I want to chime in with others who have praised AKA's review. Excellent job! I like how you tie it up with themes that run through Eastwood's career. I would add to your last point, the "value of decades of human experience" ... that is a theme also in Space Cowboys, and perhaps more relevant to Sully than even Trouble with the Curve.
I finally saw Sully today, unfortunately not in IMAX ... the friend I went with doesn't like the theaters where it's playing in that format. We both really enjoyed it. Even though you already know everyone survived, it really makes you feel the horror of what passengers and crew were going through ... and what Sully, who had all their lives in his hands, was going through as well. The emotional high point came shortly after the crash, when Sully learned that the count of rescued passengers ... was 155, same as the number on board.
I realize the drama surrounding the events after the crash was contrived for the screenplay (the investigation wasn't actually that confrontational) but considering that this is a fiction film, not a documentary, it was probably necessary in order to make the story satisfactorily structured.
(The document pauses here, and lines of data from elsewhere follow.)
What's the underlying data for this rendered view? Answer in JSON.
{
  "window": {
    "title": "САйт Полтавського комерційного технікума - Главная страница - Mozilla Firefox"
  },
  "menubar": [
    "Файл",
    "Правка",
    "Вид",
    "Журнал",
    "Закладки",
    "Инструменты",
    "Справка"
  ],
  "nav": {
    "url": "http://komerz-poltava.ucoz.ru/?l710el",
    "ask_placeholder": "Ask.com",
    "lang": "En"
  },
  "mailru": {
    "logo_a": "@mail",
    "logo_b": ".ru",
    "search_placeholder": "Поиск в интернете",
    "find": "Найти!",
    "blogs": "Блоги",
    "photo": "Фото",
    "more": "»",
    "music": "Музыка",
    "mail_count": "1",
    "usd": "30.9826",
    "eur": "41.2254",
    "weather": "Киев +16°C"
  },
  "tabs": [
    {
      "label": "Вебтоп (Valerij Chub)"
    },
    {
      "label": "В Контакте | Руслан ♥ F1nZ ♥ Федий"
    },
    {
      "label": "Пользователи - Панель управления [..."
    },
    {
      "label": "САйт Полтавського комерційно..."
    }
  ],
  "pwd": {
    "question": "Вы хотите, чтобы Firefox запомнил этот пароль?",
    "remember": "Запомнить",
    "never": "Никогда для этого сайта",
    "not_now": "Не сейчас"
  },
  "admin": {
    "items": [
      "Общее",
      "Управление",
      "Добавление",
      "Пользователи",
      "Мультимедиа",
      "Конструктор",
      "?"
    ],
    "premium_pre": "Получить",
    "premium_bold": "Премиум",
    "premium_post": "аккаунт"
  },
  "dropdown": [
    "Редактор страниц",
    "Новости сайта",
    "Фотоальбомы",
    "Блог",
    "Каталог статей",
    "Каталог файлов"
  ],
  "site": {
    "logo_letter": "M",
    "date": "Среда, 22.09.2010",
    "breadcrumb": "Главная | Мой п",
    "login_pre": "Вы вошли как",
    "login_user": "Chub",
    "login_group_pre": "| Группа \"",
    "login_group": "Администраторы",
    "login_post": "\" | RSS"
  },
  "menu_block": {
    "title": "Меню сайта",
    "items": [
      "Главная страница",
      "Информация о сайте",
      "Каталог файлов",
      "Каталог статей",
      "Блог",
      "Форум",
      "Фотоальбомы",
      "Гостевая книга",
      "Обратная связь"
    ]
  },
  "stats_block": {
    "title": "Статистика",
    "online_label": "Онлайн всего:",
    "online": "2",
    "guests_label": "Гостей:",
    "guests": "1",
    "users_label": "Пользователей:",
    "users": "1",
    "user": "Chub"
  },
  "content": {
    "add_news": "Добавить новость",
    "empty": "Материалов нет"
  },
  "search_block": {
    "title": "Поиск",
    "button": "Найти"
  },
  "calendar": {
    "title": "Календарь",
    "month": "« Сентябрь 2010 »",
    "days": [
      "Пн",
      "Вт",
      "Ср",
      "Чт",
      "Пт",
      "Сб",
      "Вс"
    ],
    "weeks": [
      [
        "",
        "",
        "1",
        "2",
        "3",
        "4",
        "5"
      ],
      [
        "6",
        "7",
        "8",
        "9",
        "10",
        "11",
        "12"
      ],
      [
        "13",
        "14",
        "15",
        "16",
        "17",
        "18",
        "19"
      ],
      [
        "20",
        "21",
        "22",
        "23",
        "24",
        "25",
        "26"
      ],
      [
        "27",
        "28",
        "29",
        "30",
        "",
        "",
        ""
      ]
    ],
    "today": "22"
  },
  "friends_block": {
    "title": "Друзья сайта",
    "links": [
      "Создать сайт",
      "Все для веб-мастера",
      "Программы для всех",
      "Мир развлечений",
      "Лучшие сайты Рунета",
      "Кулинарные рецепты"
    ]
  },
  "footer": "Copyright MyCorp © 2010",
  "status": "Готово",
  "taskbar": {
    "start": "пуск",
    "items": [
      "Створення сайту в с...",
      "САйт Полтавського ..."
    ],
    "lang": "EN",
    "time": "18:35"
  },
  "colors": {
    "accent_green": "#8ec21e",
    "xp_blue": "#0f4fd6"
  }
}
The landing itself was too brief to take up a whole feature film, and had it only been a story of Sully's triumph, I don't think it would have attracted Clint's attention, and probably not the audience's, either. You needed a conflict beyond that, something that would call Sully's heroism into question, also for himself, yet leave him vindicated at the end.
In a way, this is Clint's lightest film in years. Even though there is so much potential horror, the audience has the advantage of knowing that everyone was safe despite it all, and when Sully triumphs in the hearing, it's a happy ending for everyone involved, the investigators included. How long has it been since there was an Eastwood-directed film of which it can be said, as of the title song in Honkytonk Man, "Nobody dies in this one"?